Sebelum memulai studi doktoral di Spanyol, pada 2009 Yordan telah memulai penelitian untuk disertasinya terkait polusi asap di kawasan ASEAN dan bagaimana penanggulangannya melalui hukum internasional yang terikat oleh perjanjian, bernama ASEAN Agreement on Transboundary Haze Pollution (AATHP).

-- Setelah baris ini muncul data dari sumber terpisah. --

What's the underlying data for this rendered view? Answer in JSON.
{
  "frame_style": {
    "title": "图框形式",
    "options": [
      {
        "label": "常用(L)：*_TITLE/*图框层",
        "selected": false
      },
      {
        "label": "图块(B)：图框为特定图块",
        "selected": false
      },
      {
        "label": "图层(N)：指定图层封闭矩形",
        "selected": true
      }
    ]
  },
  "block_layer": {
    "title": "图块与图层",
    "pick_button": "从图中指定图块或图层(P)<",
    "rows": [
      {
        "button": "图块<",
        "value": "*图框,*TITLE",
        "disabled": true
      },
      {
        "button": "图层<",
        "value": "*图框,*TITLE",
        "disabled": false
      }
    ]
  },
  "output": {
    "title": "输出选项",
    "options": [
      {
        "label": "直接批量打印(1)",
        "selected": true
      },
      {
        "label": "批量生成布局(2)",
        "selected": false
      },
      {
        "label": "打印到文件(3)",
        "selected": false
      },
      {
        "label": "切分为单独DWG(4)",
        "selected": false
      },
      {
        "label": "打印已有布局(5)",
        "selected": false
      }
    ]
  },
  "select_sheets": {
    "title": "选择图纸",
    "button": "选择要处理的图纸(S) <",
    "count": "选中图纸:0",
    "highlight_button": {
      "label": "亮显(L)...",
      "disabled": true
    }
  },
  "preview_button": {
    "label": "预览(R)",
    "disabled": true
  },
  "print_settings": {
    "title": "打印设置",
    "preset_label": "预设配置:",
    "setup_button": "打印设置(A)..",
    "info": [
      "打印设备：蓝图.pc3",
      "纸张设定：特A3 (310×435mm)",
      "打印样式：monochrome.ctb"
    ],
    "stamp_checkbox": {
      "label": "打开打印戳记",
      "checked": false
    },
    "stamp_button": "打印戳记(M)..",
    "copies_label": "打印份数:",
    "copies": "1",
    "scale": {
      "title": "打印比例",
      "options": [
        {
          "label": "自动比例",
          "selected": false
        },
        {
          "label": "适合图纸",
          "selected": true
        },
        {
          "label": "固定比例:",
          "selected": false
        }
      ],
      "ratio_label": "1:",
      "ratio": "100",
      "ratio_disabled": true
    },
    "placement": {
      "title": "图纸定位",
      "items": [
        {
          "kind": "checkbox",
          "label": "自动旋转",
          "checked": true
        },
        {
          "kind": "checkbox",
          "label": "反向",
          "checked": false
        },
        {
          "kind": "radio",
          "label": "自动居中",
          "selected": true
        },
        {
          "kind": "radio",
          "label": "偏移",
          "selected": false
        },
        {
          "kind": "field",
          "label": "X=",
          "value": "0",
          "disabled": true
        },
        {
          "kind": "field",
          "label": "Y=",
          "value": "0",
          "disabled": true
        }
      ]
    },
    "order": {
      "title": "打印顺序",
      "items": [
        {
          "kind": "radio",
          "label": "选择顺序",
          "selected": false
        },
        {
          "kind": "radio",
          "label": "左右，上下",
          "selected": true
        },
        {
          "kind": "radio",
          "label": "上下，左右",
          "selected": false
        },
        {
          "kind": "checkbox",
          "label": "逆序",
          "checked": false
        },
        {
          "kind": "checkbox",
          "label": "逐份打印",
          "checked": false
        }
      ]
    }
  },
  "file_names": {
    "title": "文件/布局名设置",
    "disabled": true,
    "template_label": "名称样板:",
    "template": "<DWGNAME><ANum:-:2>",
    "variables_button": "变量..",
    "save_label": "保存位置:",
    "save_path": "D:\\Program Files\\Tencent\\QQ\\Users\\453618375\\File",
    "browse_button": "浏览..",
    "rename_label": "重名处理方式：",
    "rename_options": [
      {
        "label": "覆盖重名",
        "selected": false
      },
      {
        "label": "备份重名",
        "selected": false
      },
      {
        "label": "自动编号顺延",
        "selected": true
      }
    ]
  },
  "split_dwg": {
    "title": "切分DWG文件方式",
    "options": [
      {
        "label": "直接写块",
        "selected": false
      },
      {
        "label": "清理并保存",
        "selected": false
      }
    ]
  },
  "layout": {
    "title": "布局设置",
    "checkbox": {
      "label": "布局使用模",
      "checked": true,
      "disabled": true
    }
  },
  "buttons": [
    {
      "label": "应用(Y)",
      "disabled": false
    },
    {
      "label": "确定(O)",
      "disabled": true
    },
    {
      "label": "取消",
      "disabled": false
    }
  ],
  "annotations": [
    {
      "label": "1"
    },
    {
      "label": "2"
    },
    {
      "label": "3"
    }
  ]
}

Polusi asap yang menyebabkan total kerugian hingga miliaran USD ini, menurut Yordan, belum terselesaikan dengan optimal walaupun telah adanya AATHP. Ia pun menjadikan penelitiannya ini sebagai disertasi doktoral dengan judul “The Effectiveness of Informal International Law in Southeast Asia: Influencing the Enforcement of the 2002 ASEAN Agreement on Transboundary Haze Pollution (AATHP)”.

Peraturan

Proposal disertasi penelitian Yordan telah diuji pada bulan Juli 2022, dengan sidang akhir ujian disertasi dilaksanakan pada 16 Juni 2024 secara terbuka, dan disaksikan puluhan profesor dan mahasiswa PhD lainnya.

“Ada dua faktor penyebab utama belum optimalnya penanganan polusi asap di kawasan ASEAN ini. Pertama adalah lambannya respon pemerintah Indonesia dalam meratifikasi perjanjian tersebut menjadi peraturan yang meregulasi aktivitas penyebab polusi asap terutama bagi pengusaha. Padahal, Indonesia menjadi negara pengekspor asap terbanyak yang disebabkan oleh kebakaran hutan,” paparnya.

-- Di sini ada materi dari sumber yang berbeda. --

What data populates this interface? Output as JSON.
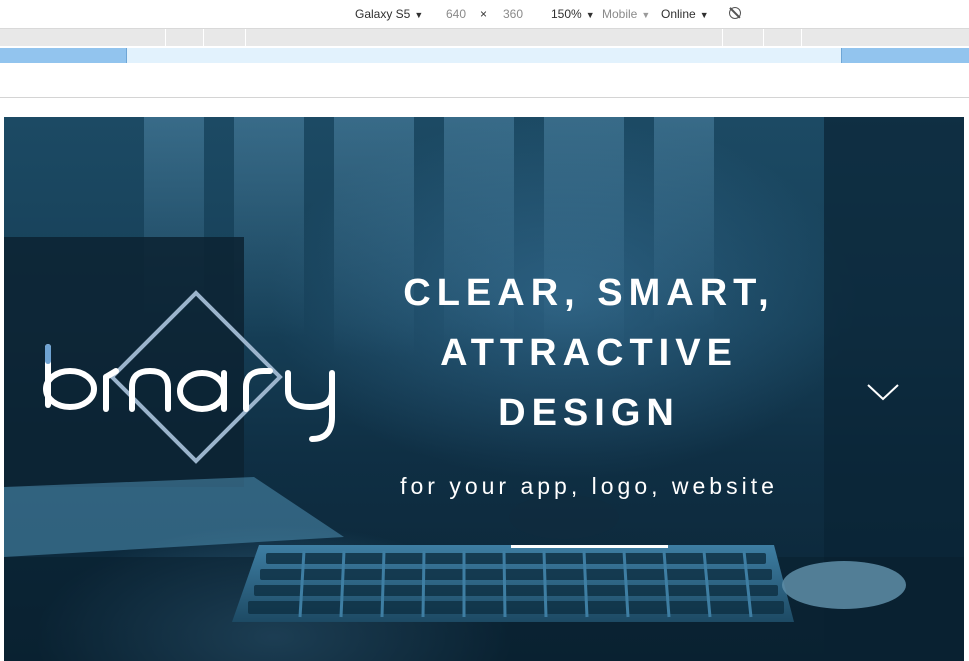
{
  "toolbar": {
    "device": "Galaxy S5",
    "width": "640",
    "times": "×",
    "height": "360",
    "zoom": "150%",
    "mode": "Mobile",
    "network": "Online",
    "rotate_icon": "rotate-icon"
  },
  "hero": {
    "logo_text": "binary",
    "headline_line1": "CLEAR, SMART,",
    "headline_line2": "ATTRACTIVE",
    "headline_line3": "DESIGN",
    "tagline": "for your app, logo, website",
    "scroll_icon": "chevron-down-icon"
  },
  "colors": {
    "hero_bg": "#163f57",
    "text": "#ffffff",
    "media_query_blue": "#92c4ee",
    "media_query_light": "#e2f2fd"
  }
}
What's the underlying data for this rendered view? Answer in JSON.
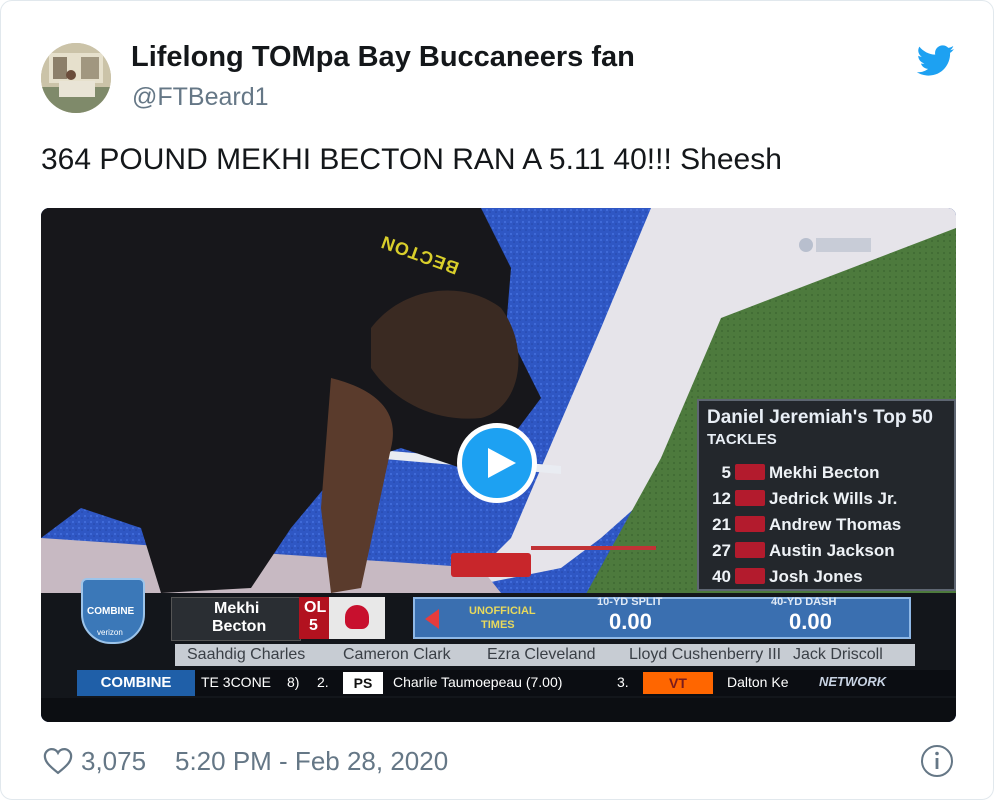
{
  "author": {
    "display_name": "Lifelong TOMpa Bay Buccaneers fan",
    "handle": "@FTBeard1"
  },
  "tweet": {
    "text": "364 POUND MEKHI BECTON RAN A 5.11 40!!! Sheesh",
    "likes": "3,075",
    "timestamp": "5:20 PM - Feb 28, 2020"
  },
  "icons": {
    "brand": "twitter-bird-icon",
    "like": "heart-icon",
    "info": "info-icon",
    "play": "play-icon"
  },
  "colors": {
    "twitter_blue": "#1da1f2",
    "text_primary": "#14171a",
    "text_secondary": "#657786"
  },
  "video": {
    "jersey_text": "BECTON",
    "panel": {
      "title": "Daniel Jeremiah's Top 50",
      "subtitle": "TACKLES",
      "rows": [
        {
          "rank": "5",
          "name": "Mekhi Becton"
        },
        {
          "rank": "12",
          "name": "Jedrick Wills Jr."
        },
        {
          "rank": "21",
          "name": "Andrew Thomas"
        },
        {
          "rank": "27",
          "name": "Austin Jackson"
        },
        {
          "rank": "40",
          "name": "Josh Jones"
        }
      ]
    },
    "lower_third": {
      "player_first": "Mekhi",
      "player_last": "Becton",
      "position": "OL",
      "number": "5",
      "unofficial_label": "UNOFFICIAL",
      "times_label": "TIMES",
      "split_label": "10-YD SPLIT",
      "split_value": "0.00",
      "dash_label": "40-YD DASH",
      "dash_value": "0.00",
      "combine_badge": "COMBINE",
      "sponsor": "verizon"
    },
    "names_row": [
      "Saahdig Charles",
      "Cameron Clark",
      "Ezra Cleveland",
      "Lloyd Cushenberry III",
      "Jack Driscoll"
    ],
    "ticker": {
      "label": "COMBINE",
      "item1": "TE 3CONE",
      "item1_tail": "8)",
      "num2": "2.",
      "logo2": "PS",
      "item2": "Charlie Taumoepeau (7.00)",
      "num3": "3.",
      "logo3": "VT",
      "item3": "Dalton Ke",
      "network": "NETWORK"
    }
  }
}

Faktor lainnya, menurut Yordan, karena tidak adanya keseragaman hukum di ASEAN. Ia menilai jika ASEAN yang tidak memiliki hukum supranasional untuk dapat menginstruksikan negara anggotanya agar mengikuti perjanjian yang berlaku, akan sulit untuk menjalankan setiap perjanjian internasional yang memerlukan ketaatan dari setiap negara dan meratifikasi perjanjian seperti AATHP.

“ASEAN tidak memiliki dasar berupa perjanjian yang mengikat dan berfungsi sebagai hukum. Hanya mengandalkan konferensi tingkat tinggi dalam pengambilan keputusan, sehingga menjadikannya sangat bersifat politis,” ujarnya.